- U.S. Economy Adds 222,000 Jobs in June
The employers in the U.S. added more jobs to the payroll than analysts had predicted.
According to the Labor Department, employers created 222,000 jobs in the month of June, up from the revised 152,000 (originally reported as 138,000) jobs created in the month of May and more than 175,000 jobs expected by most analysts.
However, the unemployment rate increased to 4.4 percent from a 16 year low of 4.3 percent, while average earnings rose by 0.2 percent on a monthly basis and surged by 2.5 percent on a yearly basis. Indicating that earnings growth rate is still below the Fed’s target but steady and not as low as most analysts have asserted.
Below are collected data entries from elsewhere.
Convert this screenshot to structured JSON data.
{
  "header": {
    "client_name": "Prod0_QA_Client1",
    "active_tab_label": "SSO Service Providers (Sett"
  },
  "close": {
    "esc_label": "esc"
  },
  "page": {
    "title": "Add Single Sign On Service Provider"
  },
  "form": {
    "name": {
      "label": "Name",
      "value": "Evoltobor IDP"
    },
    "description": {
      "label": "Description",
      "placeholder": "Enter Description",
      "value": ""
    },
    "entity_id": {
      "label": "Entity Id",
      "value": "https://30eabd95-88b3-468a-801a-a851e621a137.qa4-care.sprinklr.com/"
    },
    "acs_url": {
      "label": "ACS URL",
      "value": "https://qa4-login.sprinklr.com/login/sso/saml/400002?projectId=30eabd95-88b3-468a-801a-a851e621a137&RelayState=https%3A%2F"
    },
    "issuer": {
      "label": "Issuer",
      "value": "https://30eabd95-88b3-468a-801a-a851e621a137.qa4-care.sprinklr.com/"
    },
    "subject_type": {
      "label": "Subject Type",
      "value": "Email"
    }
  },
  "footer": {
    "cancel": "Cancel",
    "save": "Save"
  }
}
Also, the data showed the labour market is attracting people outside the job market, hence, the reason why both the size of the labour force and the number of unemployed people increased in the month. Pushing the number of people who went from outside the workforce to getting employed to 4.7 million, the highest since 1990.
This further validated the Federal Reserve Chair Janet Yellen statement that the economy necessitates gradual policy tightening to pull potential workers back into the labor market.
While the payroll report keeps the Fed on track to hike rates at least once more this year and commence normalisation of its $4.5 trillion balance sheet, it also cautions the central bank from moving aggressively as wages and consumer prices are below expectation. Therefore, while it is expected that strong hiring will feed through to higher wages and pressure prices in the long run, the Fed must move gradually to sustain growth.
“We’re just not seeing much acceleration in wages. The unemployment rate picked up for the right reasons. The participation rate ticked up as job seekers came back into the market. It could reflect increased confidence in the labor market,” said Michael Feroli, chief U.S. economist at JPMorgan Chase & Co. in New York. “We’re seeing pretty steady, solid hiring.”
“It’s mixed — We had a little higher unemployment, little softer wages but then very strong payrolls,” he added.
The U.S. services sector expanded faster than projected in June, rising to 57.4 from 56.3 in May.